Projet de loi 64 : bien s’y préparer

Le 12 juin dernier, le gouvernement du Québec a déposé son projet de loi no 64, la Loi modernisant des dispositions législatives en matière de protection des renseignements personnels.

 

Ce projet de loi constitue une étape importante vers une meilleure protection des renseignements personnels et toutes les entreprises québécoises doivent s’y préparer.

Inspiré du règlement général sur la protection des données (RGPD) de l’Union européenne, l’objectif du projet de loi est de rehausser la qualité de la protection des données personnelles des citoyens et d’obliger les organisations publiques et privées à prendre des actions concrètes en matière de sécurité de l’information et prévoit des amendes considérables en cas de non respect des modalités prévues.

Ce qu’il faut retenir de la Loi 64

  • Les entreprises québécoises seront tenues de divulguer une atteinte à la protection des données si elle présente un risque de préjudice grave à : i) la Commission d’accès à l’information du Québec; ii) la ou les personnes touchées; et iii) tout organisme qui pourrait contribuer à atténuer le préjudice. Le non-respect de cette obligation peut entraîner des sanctions de 5 000 $ à 50 000$ pour une personne physique, de 15 000 $ à 25 000 000 $ pour une personne morale ou même, dans certains cas, un montant correspondant à 4 % du chiffre d’affaires mondial de cette dernière pour l’exercice fiscal précédent.
  • En cas d’incident de confidentialité, les organisations doivent prendre les mesures afin de réduire les risques de préjudice pour les personnes concernées et d’éviter que ce type d’incident ne se reproduise.
  • Les informations sensibles sont désormais définies comme celles qui, en raison de leur nature, de leur contexte, de leur utilisation ou de leur communication, impliquent un niveau élevé d’attente raisonnable en matière de respect de la vie privée.
  • Le droit à l’effacement, c’est-à-dire en permettant à une personne de faire supprimer un renseignement détenu par une entreprise à son sujet, lorsque sa collecte n’est pas autorisée par la loi ou lorsque les fins pour lesquelles il a été collecté sont accomplies.
  • Les entreprises fautives peuvent dorénavant être poursuivies en dommages-intérêts.
  • L’obligation de nommer une personne responsable de la protection des renseignements personnels au sein de chaque organisation assujettie, quelle que soit leur taille.
  • Le retrait du droit pour les entreprises de communiquer des renseignements personnels à des fins de prospection sans le consentement des personnes concernées.
  • L’obligation pour les organisations de détruire ou de rendre anonymes les renseignements personnels lorsque les fins pour lesquelles ils ont été collectés sont atteintes.
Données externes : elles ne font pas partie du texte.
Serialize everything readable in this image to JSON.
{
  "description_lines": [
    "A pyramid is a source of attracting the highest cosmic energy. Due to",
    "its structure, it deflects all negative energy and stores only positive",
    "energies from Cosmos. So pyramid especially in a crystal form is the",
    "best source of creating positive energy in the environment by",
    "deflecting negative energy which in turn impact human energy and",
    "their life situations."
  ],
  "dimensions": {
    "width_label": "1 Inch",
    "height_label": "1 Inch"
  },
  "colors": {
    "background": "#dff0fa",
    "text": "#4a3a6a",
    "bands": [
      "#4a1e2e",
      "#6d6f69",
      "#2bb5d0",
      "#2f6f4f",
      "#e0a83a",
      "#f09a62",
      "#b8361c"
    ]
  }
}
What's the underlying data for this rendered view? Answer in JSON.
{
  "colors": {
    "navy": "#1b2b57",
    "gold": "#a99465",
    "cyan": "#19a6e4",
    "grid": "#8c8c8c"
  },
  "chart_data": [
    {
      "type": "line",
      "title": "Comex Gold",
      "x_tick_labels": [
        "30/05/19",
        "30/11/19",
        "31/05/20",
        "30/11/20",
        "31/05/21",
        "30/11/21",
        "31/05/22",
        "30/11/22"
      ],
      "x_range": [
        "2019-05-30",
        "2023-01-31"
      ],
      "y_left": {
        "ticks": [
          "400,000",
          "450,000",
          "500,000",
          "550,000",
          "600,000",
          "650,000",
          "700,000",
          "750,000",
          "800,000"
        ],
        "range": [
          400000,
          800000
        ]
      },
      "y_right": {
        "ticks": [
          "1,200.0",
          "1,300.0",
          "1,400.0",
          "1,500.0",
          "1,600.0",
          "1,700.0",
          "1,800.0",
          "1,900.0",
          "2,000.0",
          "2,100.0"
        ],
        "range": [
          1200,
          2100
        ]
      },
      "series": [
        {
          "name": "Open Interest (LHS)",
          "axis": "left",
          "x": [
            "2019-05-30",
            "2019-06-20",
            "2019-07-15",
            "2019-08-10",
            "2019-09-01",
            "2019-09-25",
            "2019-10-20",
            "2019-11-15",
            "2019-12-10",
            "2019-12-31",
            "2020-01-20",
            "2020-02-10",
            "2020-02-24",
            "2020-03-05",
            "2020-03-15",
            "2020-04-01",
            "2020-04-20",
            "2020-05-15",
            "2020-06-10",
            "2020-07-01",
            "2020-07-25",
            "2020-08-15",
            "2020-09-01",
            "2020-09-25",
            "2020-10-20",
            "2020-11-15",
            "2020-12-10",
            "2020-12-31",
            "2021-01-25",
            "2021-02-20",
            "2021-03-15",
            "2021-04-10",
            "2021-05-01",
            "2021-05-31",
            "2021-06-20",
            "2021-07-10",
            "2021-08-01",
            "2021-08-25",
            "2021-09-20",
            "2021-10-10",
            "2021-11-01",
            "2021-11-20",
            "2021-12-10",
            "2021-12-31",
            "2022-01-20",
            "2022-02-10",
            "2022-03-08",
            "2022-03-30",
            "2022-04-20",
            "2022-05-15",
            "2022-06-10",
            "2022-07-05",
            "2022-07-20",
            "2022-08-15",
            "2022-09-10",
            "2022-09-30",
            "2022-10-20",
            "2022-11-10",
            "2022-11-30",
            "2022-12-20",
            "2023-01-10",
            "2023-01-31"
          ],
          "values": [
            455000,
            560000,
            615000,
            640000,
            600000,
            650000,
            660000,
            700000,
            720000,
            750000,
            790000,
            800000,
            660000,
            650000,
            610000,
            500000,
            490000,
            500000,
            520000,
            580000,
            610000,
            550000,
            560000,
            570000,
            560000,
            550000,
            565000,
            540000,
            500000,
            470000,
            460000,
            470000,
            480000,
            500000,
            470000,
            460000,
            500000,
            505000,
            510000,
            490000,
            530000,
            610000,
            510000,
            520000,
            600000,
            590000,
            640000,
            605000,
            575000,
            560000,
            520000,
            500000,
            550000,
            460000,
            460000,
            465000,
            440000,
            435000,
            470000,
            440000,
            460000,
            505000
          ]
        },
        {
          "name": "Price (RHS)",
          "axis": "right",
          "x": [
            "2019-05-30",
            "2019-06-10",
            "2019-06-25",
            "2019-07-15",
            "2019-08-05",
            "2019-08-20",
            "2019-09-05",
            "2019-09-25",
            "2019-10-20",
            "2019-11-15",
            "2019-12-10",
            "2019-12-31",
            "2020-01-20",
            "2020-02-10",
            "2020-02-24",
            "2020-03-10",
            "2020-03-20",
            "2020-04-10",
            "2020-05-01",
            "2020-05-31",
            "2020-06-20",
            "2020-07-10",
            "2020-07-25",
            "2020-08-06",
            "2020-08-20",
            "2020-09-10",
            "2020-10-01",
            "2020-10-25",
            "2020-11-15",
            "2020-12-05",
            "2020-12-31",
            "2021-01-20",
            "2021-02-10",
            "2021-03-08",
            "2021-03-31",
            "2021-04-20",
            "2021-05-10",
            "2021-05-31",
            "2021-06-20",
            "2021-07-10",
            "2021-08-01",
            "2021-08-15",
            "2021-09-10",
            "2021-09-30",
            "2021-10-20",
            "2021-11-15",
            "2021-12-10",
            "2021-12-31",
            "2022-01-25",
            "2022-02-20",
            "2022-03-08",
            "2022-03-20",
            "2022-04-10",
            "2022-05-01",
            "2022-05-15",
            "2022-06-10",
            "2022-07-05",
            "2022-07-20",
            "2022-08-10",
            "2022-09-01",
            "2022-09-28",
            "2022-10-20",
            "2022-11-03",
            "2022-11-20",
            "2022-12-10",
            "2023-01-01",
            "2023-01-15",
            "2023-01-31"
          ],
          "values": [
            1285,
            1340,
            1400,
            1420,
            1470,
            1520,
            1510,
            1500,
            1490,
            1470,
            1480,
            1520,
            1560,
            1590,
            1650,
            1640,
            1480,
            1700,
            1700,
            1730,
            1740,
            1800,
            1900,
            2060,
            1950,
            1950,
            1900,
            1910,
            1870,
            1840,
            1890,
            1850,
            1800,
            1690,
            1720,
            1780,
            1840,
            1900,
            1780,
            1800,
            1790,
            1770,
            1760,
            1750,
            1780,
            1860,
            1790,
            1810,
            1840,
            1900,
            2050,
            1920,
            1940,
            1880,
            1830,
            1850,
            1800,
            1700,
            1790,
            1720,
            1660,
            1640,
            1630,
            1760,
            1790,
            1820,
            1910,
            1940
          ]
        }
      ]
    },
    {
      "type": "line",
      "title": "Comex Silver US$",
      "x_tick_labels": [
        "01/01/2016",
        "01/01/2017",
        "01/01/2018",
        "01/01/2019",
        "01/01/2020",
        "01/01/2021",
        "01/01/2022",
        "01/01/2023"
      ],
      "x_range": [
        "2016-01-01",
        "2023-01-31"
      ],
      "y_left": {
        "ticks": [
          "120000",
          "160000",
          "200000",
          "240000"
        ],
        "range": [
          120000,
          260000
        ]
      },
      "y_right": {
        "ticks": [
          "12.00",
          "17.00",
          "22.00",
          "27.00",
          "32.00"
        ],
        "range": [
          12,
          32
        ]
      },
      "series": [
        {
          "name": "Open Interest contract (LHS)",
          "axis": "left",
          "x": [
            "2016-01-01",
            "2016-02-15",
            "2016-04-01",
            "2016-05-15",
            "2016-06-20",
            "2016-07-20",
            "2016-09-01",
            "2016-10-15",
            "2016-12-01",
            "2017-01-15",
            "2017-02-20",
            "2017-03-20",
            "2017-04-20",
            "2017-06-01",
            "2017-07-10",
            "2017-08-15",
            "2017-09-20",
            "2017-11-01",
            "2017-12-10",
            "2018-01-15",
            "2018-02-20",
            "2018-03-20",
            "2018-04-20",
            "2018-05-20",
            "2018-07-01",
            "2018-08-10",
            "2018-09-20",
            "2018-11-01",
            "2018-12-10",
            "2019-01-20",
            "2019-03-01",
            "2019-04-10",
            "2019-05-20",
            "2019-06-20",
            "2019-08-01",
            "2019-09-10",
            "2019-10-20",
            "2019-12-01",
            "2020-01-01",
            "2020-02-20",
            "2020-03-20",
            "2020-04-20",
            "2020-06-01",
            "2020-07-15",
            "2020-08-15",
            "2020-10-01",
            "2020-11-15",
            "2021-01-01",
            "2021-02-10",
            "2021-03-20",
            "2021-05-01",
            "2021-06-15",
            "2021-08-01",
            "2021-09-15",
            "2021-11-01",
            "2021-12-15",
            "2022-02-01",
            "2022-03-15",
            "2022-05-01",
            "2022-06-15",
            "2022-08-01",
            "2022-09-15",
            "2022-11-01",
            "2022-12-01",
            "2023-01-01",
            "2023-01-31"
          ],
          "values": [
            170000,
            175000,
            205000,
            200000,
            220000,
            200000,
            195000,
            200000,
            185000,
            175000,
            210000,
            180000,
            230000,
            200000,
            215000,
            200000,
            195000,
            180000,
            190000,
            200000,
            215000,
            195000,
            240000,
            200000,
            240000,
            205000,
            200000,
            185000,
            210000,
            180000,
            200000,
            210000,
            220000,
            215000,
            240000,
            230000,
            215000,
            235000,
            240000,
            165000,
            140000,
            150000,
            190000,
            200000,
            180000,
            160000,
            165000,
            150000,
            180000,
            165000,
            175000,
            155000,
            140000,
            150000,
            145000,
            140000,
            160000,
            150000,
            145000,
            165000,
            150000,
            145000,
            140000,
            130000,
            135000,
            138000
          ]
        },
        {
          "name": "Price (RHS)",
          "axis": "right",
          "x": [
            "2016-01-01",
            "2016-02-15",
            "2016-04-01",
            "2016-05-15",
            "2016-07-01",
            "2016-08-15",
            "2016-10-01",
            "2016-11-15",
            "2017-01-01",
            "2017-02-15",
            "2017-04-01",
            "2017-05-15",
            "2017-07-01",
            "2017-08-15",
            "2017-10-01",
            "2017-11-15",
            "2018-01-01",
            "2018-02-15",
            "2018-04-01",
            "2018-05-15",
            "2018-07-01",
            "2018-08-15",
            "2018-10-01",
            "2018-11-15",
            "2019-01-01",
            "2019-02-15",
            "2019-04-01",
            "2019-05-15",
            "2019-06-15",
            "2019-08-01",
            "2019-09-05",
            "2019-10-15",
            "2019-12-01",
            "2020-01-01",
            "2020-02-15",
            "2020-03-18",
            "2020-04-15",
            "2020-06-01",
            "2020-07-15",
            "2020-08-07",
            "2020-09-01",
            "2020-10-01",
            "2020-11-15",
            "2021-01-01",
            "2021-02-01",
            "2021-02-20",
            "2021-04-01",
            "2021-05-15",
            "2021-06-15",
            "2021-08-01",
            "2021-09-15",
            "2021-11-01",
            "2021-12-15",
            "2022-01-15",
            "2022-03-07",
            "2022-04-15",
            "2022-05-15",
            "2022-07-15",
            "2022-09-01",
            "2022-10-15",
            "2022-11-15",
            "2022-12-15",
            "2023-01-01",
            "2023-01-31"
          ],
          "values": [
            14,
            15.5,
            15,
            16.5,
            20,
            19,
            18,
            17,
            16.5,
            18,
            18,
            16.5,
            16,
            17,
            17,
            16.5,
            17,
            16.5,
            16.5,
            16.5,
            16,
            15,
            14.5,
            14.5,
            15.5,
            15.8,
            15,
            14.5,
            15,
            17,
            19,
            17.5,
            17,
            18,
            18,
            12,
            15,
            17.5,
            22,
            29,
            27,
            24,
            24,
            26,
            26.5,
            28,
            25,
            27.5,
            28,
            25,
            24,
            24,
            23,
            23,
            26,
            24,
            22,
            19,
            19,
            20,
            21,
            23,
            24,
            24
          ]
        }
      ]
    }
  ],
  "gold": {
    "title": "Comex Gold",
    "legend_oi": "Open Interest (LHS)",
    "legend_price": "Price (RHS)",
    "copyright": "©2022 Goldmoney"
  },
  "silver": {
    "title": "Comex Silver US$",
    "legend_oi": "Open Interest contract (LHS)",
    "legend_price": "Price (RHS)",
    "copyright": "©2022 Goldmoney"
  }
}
Jusqu’à 25 000 000 $ en amendes en cas de non-divulgation

Obligation de nommer un responsable de la protection des données

À la reprise des travaux parlementaires cet automne, le PL 64 sera déposé et son adoption devrait normalement suivre peu après. L’entrée en vigueur de la loi sera assujettie à un délai d’un an pour la plupart de ses dispositions. Les entreprises québécoises ont donc le temps de se préparer à cette éventuelle législation.

Comment vous y préparer

  • Mettez en place un processus de réponse aux incidents afin d’être prêts si le pire devait arriver.
  • Révisez toutes vos politiques en matière de protection de renseignements personnels.
  • Révisez tous vos contrats avec des tierces parties, plus spécifiquement les clauses portant sur la manipulation des informations.
  • Révisez vos formulaires de consentement.
  • Effectuez un audit des renseignements personnels que votre entreprise détient et assurez-vous d’avoir en place les mesures de protection adéquates.